Day 1am - Flaw discovered
Day 1am - Flaw published
Day 1pm - Community working on solution
Day 2am - Patch released.
Day 2pm - Back to business as usual

Shall I do the same for Apple's flaw?

Might run out of space here :D
 
 
+3 #5 Bl0bb3r 2010-10-22 17:38
Quoting Warhead:
Shall I do the same for Apple's flaw?

Might run out of space here :D


That's a definitely. :D
Although, I doubt they would publish their software flaws.
 
 
-5 #6 Taoist 2010-10-23 18:54
Quoting Warhead:
Shall I do the same for Apple's flaw?

Might run out of space here :D






Could you?

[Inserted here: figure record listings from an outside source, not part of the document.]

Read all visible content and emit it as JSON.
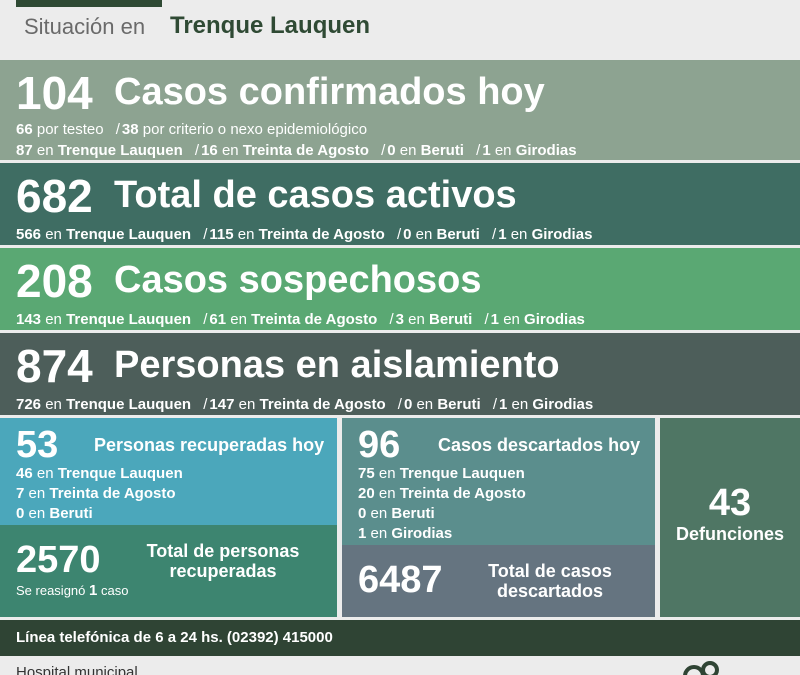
{
  "header": {
    "label": "Situación en",
    "city": "Trenque Lauquen"
  },
  "confirmed": {
    "number": "104",
    "title": "Casos confirmados hoy",
    "by_test": "66",
    "by_test_label": "por testeo",
    "by_criteria": "38",
    "by_criteria_label": "por criterio o nexo epidemiológico",
    "by_city": [
      {
        "value": "87",
        "name": "Trenque Lauquen"
      },
      {
        "value": "16",
        "name": "Treinta de Agosto"
      },
      {
        "value": "0",
        "name": "Beruti"
      },
      {
        "value": "1",
        "name": "Girodias"
      }
    ]
  },
  "active": {
    "number": "682",
    "title": "Total de casos activos",
    "by_city": [
      {
        "value": "566",
        "name": "Trenque Lauquen"
      },
      {
        "value": "115",
        "name": "Treinta de Agosto"
      },
      {
        "value": "0",
        "name": "Beruti"
      },
      {
        "value": "1",
        "name": "Girodias"
      }
    ]
  },
  "suspected": {
    "number": "208",
    "title": "Casos sospechosos",
    "by_city": [
      {
        "value": "143",
        "name": "Trenque Lauquen"
      },
      {
        "value": "61",
        "name": "Treinta de Agosto"
      },
      {
        "value": "3",
        "name": "Beruti"
      },
      {
        "value": "1",
        "name": "Girodias"
      }
    ]
  },
  "isolation": {
    "number": "874",
    "title": "Personas en aislamiento",
    "by_city": [
      {
        "value": "726",
        "name": "Trenque Lauquen"
      },
      {
        "value": "147",
        "name": "Treinta de Agosto"
      },
      {
        "value": "0",
        "name": "Beruti"
      },
      {
        "value": "1",
        "name": "Girodias"
      }
    ]
  },
  "connector": "en",
  "recovered_today": {
    "number": "53",
    "title": "Personas recuperadas hoy",
    "by_city": [
      {
        "value": "46",
        "name": "Trenque Lauquen"
      },
      {
        "value": "7",
        "name": "Treinta de Agosto"
      },
      {
        "value": "0",
        "name": "Beruti"
      }
    ]
  },
  "recovered_total": {
    "number": "2570",
    "title_line1": "Total de personas",
    "title_line2": "recuperadas",
    "note_prefix": "Se reasignó",
    "note_value": "1",
    "note_suffix": "caso"
  },
  "discarded_today": {
    "number": "96",
    "title": "Casos descartados hoy",
    "by_city": [
      {
        "value": "75",
        "name": "Trenque Lauquen"
      },
      {
        "value": "20",
        "name": "Treinta de Agosto"
      },
      {
        "value": "0",
        "name": "Beruti"
      },
      {
        "value": "1",
        "name": "Girodias"
      }
    ]
  },
  "discarded_total": {
    "number": "6487",
    "title_line1": "Total de casos",
    "title_line2": "descartados"
  },
  "deaths": {
    "number": "43",
    "title": "Defunciones"
  },
  "phone_line": "Línea telefónica de 6 a 24 hs. (02392) 415000",
  "footer": {
    "hospital": "Hospital municipal",
    "logo_icon": "municipal-logo-icon"
  }
}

Using 3+ non-cherry picked examples? I am not being accusatory, I am merely interested what the dynamic looks like, and what the explanation might be. (The majority of the community isn't made up of programmers, perhaps?)
 
 
+2 #7 yourma2000 2010-10-26 16:28
I'm sure that all OS have a catalogue of flaws big and small which are yet to be identified. People say that Windows is the most insecure of the three OSs, but that's only because it is the most used OS in the world and waves of hackers target the OS discovering security holes, if it were one of the Mac or Linux OSs then I'm sure they'd be in the same position, so I'd say that non of the major OSs are safe in their own right.